In conclusion, it is worth specifying some notations regarding the aforementioned pH, that is the value that quantifies the basicity or the acidity of an element. Specifically, we speak of acidic elements in the presence of values ​​between zero and seven, of basic elements in the presence of values ​​between seven and fourteen, and of neutral elements in the presence of values ​​equal to seven. As far as peat is concerned, its pH is calculated either through carbonated reaction or through water reaction. The value is indicated directly on the packages, taking into account that the carbonated reaction is indicated with the acronym Ca, while the water reaction is denoted by the initials H2O or by the absence of acronyms. To get the value in H20 starting from the carbonated reaction, we need to add 1.5. To give a concrete example, a pH Ca of 4 corresponds to a pH H2O of 5.5.

Nitrogen concentration


Equally important in the choice of peat is the amount of nitrogen. The element is essential for plants, but not for carnivorous plants, which live naturally in acid soils and without nitrogen.
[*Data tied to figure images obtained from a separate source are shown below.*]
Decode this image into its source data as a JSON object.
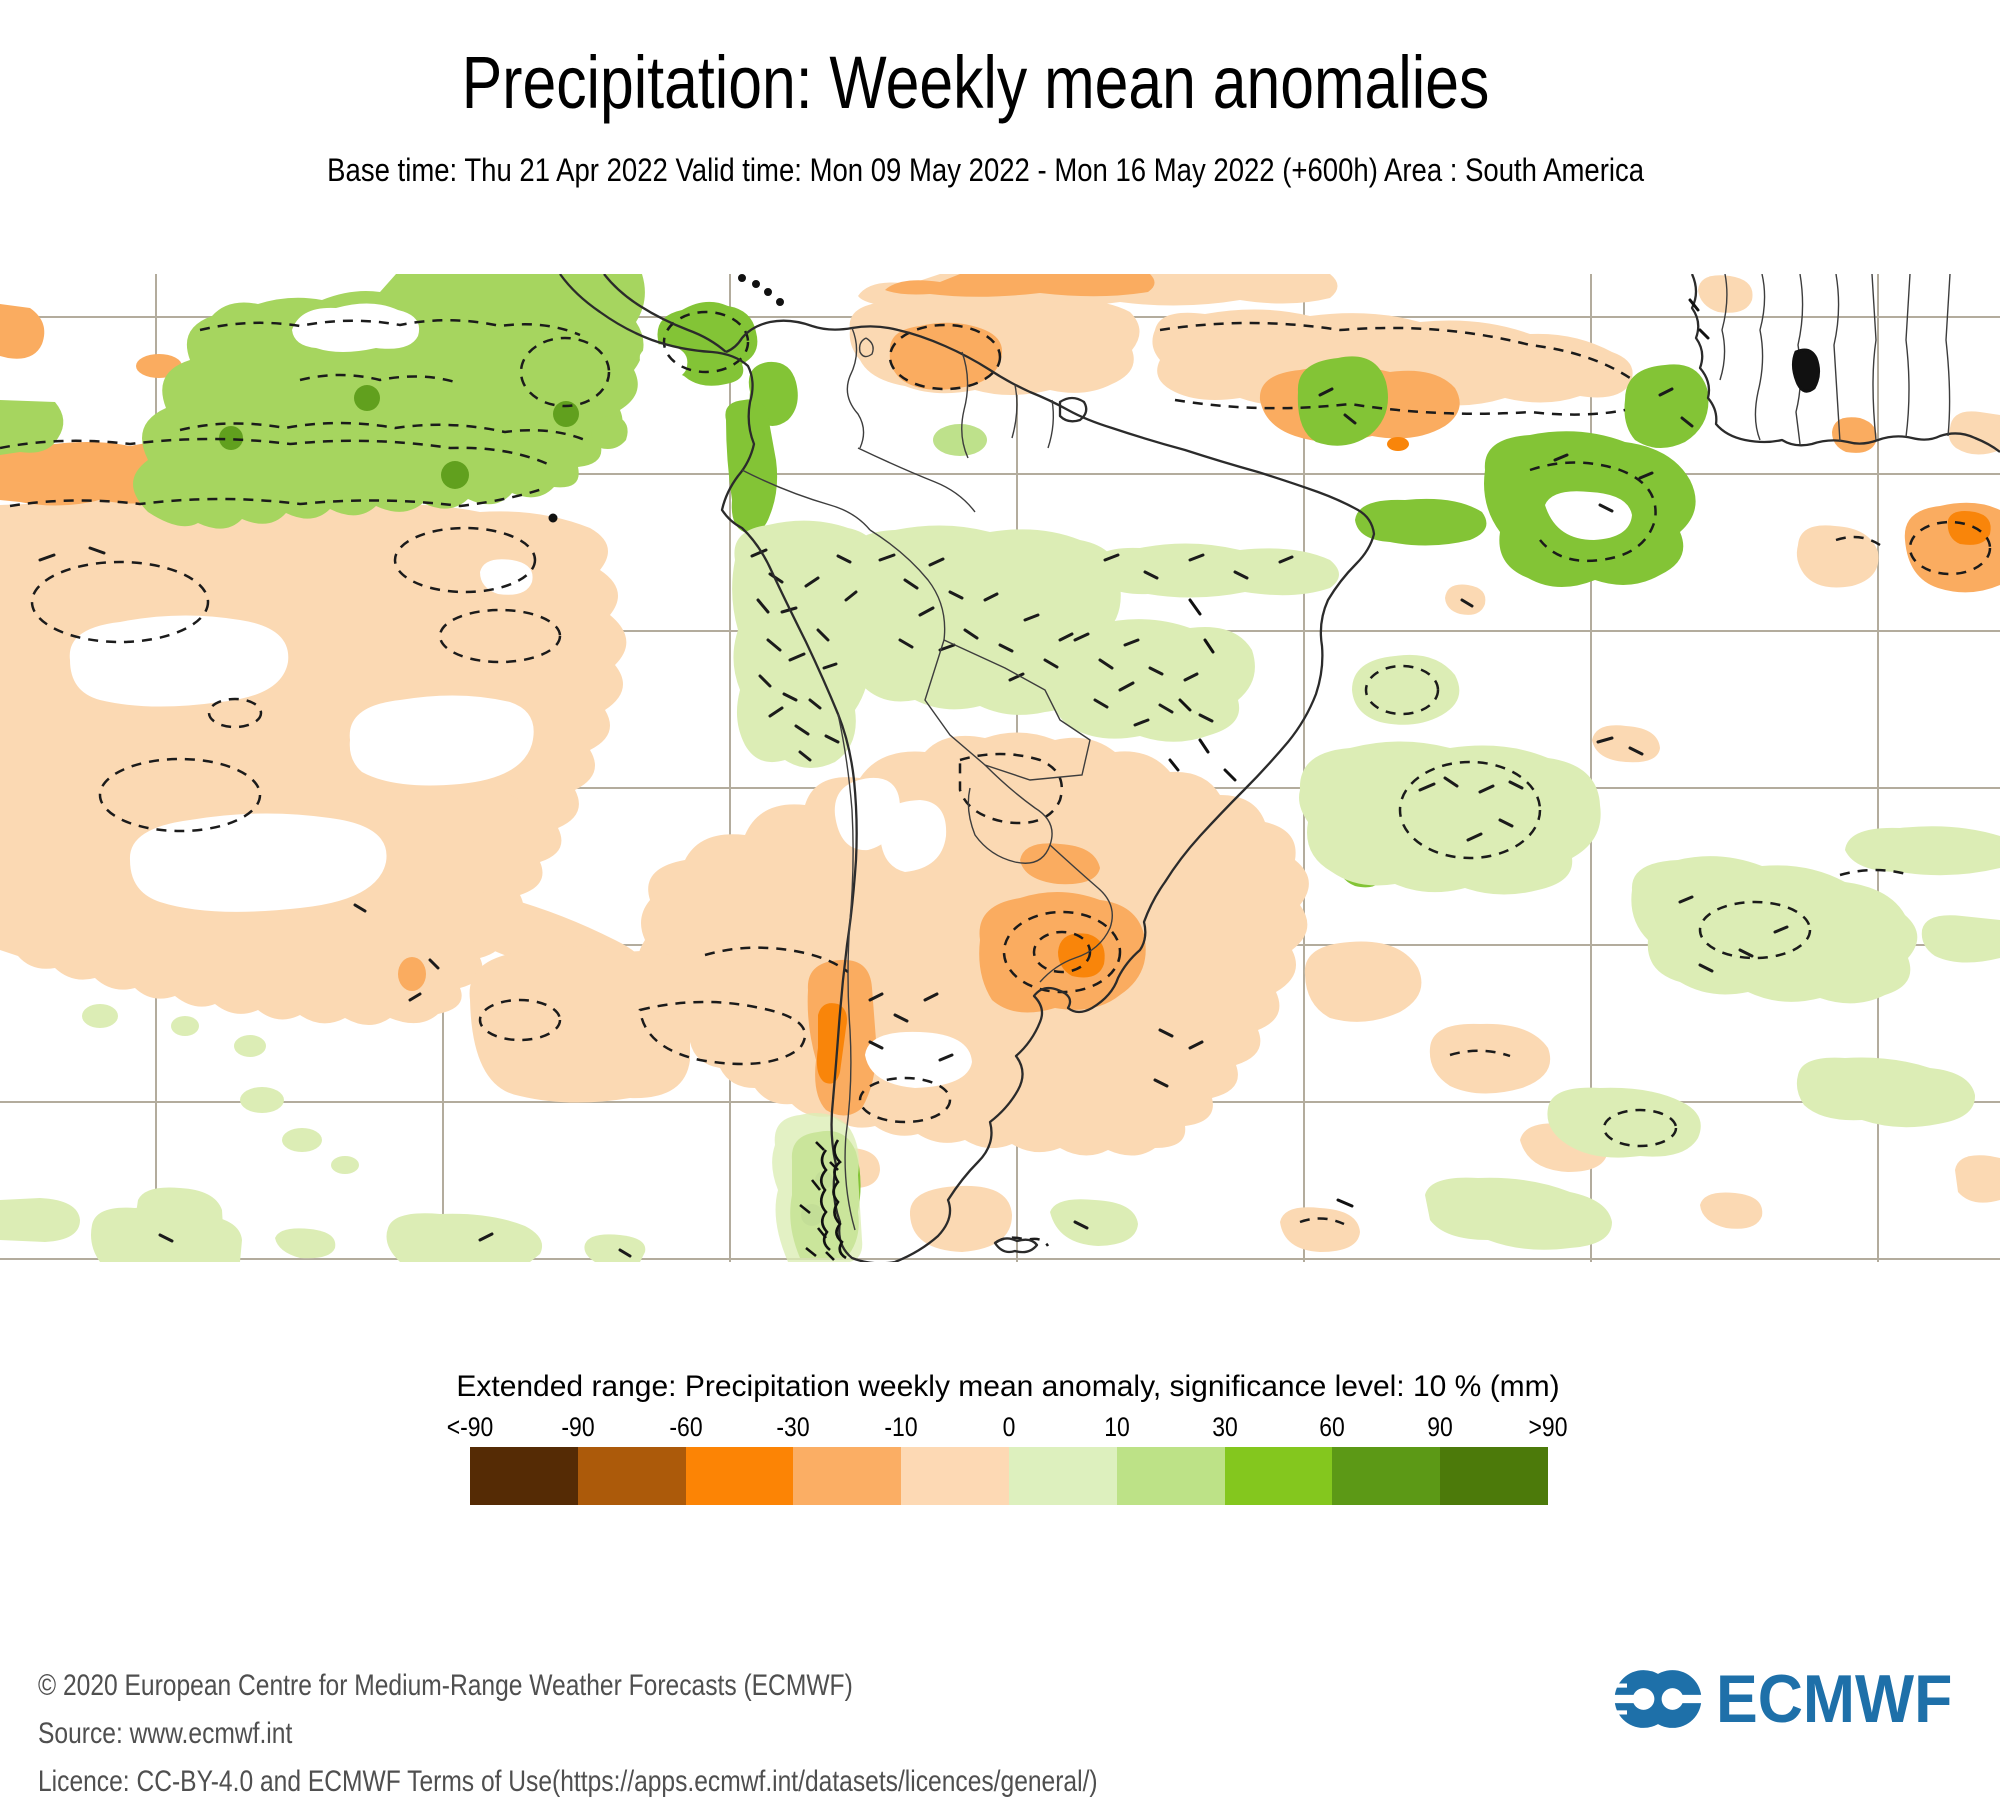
{
  "header": {
    "title": "Precipitation: Weekly mean anomalies",
    "subtitle": "Base time: Thu 21 Apr 2022 Valid time: Mon 09 May 2022 - Mon 16 May 2022 (+600h) Area : South America"
  },
  "legend": {
    "title": "Extended range: Precipitation weekly mean anomaly, significance level: 10 % (mm)",
    "tick_labels": [
      "<-90",
      "-90",
      "-60",
      "-30",
      "-10",
      "0",
      "10",
      "30",
      "60",
      "90",
      ">90"
    ],
    "levels": [
      -90,
      -60,
      -30,
      -10,
      0,
      10,
      30,
      60,
      90
    ],
    "colors": [
      "#552B05",
      "#AC5A0A",
      "#FC8405",
      "#FBAE64",
      "#FDD9B4",
      "#DDF0BE",
      "#BDE287",
      "#84C71E",
      "#5C9916",
      "#4C7A0A"
    ],
    "units": "mm"
  },
  "map_colors": {
    "pale_orange": "#FBD9B3",
    "medium_orange": "#FAAC60",
    "bright_orange": "#F9850A",
    "pale_green": "#DCEDB5",
    "light_green": "#BEE18B",
    "band_green": "#A6D55F",
    "bright_green": "#83C436",
    "dark_green": "#61A01E",
    "gridline": "#B3AC9D",
    "coastline": "#2B2B2B"
  },
  "footer": {
    "lines": [
      "© 2020 European Centre for Medium-Range Weather Forecasts (ECMWF)",
      "Source: www.ecmwf.int",
      "Licence: CC-BY-4.0 and ECMWF Terms of Use(https://apps.ecmwf.int/datasets/licences/general/)"
    ]
  },
  "logo": {
    "text": "ECMWF",
    "color": "#1E70A9"
  }
}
In their case, the concentration percentage should be less than a value of 0.5.

Peat: Where to buy peat


Peat is for sale in any nursery or garden center. Different types of peat exist on the market and almost always nurseries have at least a couple of peat proposals. It is in fact a material that is widely used by the nursery owners themselves for the realization of the seedling cultivation substrate. In fact, peat is indispensable for giving structure to the soil and combined with a soil enriched with organic substance and inert materials (such as medioperlite), it allows to obtain an exceptional mix for plant growth.
The nurserymen know very well how the quality of the soil is of fundamental importance for the growth of the seedlings and they are certainly not satisfied with discounted soils for their plants.
For this reason, in the garden it is easy to find peat both in large format (bales of half a cubic meter) and in smaller bags.